In my previous work, I investigated whether adding Rhetorical devices to a computer generated piece of text could make the text appear as if it were written by a human. Today, I took a much more typical approach, namely, a graph based approach to natural language generation.
A graph can be built up from a piece of text if distinct words are considered to be the nodes of the graph, and two nodes n1 and n2 are adjacent in the graph if word n2 appears directly after word n1. Since the same word may appear after another word more than a single time in a piece of text, this becomes a weighted graph, with the weights equaling the number of times n2 appears after n1.
One can generate new text by selecting a node to start with (perhaps randomly) and then traversing the graph. New words can be generated either by selecting the adjacent node with maximum weight or by choosing an adjacent node at random. In experimenting I’ve found that choosing the new word at random 1% of the time produces output that is both interestingly varied yet distinctly human.
To ensure that each node has adjacent nodes, one needs a corpus of text large enough. Making use of the excellent NLTK corpora, I built the word graph from the works of Jane Austen, the authors of the King James Bible, William Blake, Sara Cone Bryant, Thornton W. Burgess, Lewis Carroll, G.K. Chesterton, Maria Edgeworth, Herman Melville, John Milton, William Shakespeare, Walt Whitman.
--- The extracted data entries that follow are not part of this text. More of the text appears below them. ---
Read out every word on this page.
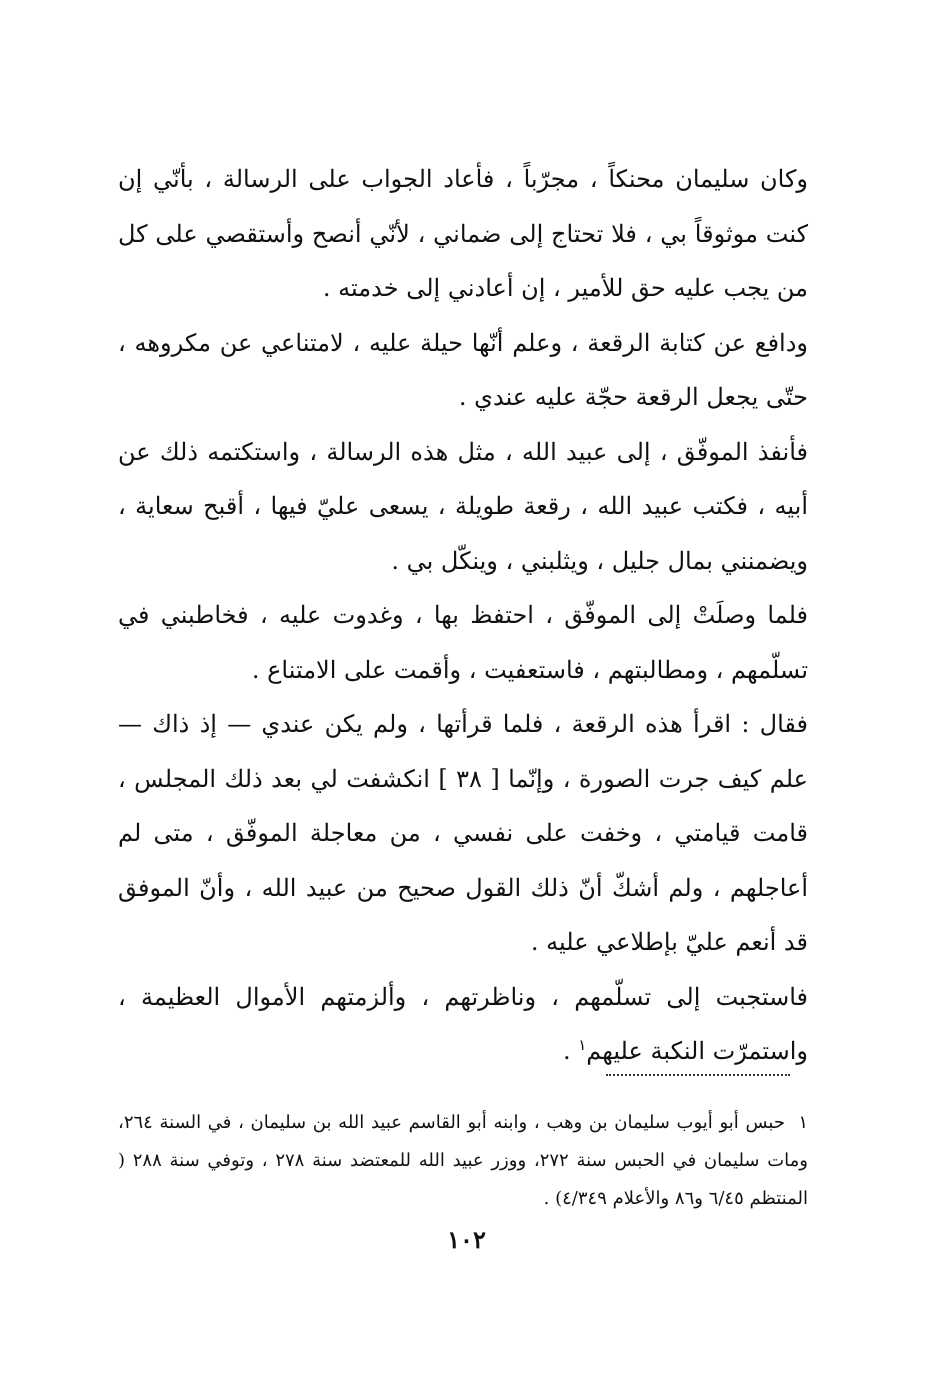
وكان سليمان محنكاً ، مجرّباً ، فأعاد الجواب على الرسالة ، بأنّي إن كنت موثوقاً بي ، فلا تحتاج إلى ضماني ، لأنّي أنصح وأستقصي على كل من يجب عليه حق للأمير ، إن أعادني إلى خدمته .

ودافع عن كتابة الرقعة ، وعلم أنّها حيلة عليه ، لامتناعي عن مكروهه ، حتّى يجعل الرقعة حجّة عليه عندي .

فأنفذ الموفّق ، إلى عبيد الله ، مثل هذه الرسالة ، واستكتمه ذلك عن أبيه ، فكتب عبيد الله ، رقعة طويلة ، يسعى عليّ فيها ، أقبح سعاية ، ويضمنني بمال جليل ، ويثلبني ، وينكّل بي .

فلما وصلَتْ إلى الموفّق ، احتفظ بها ، وغدوت عليه ، فخاطبني في تسلّمهم ، ومطالبتهم ، فاستعفيت ، وأقمت على الامتناع .

فقال : اقرأ هذه الرقعة ، فلما قرأتها ، ولم يكن عندي — إذ ذاك — علم كيف جرت الصورة ، وإنّما [ ٣٨ ] انكشفت لي بعد ذلك المجلس ، قامت قيامتي ، وخفت على نفسي ، من معاجلة الموفّق ، متى لم أعاجلهم ، ولم أشكّ أنّ ذلك القول صحيح من عبيد الله ، وأنّ الموفق قد أنعم عليّ بإطلاعي عليه .

فاستجبت إلى تسلّمهم ، وناظرتهم ، وألزمتهم الأموال العظيمة ، واستمرّت النكبة عليهم$^١$ .

١  حبس أبو أيوب سليمان بن وهب ، وابنه أبو القاسم عبيد الله بن سليمان ، في السنة ٢٦٤، ومات سليمان في الحبس سنة ٢٧٢، ووزر عبيد الله للمعتضد سنة ٢٧٨ ، وتوفي سنة ٢٨٨ ( المنتظم ٦/٤٥ و٨٦ والأعلام ٤/٣٤٩) .

١٠٢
For fun I also included the texts of all previous US president’s inaugural addresses.
I then limited the output text to 140 characters to see what it would be like if all those authors decided to work together to tweet.
Here are some example tweets:
mathematician Gentlemen he was a very much as the same time to be the earth and all that he said unto the world and a good and in a few minutes
cruised on the other side of my dear I am sure I have been the first and said the Lord GOD Behold I was the sea and that the whole of it was not
Unscrew the man of our God and of this day of thy God hath not be in his hand of him and with the day and it is the most of that I shall be so
The next question is from where one could obtain a modern corpus so as to enable replication of the speech of today. Twitter, with its amazingly privacy-free API could offer this. I may never have to speak again. I’ll just generate a new sentence every time it’s needed. 🙂 Since conversations also exist on Twitter, it may be possible to use Twitter to understand and then generate specific text given a context. Who knows?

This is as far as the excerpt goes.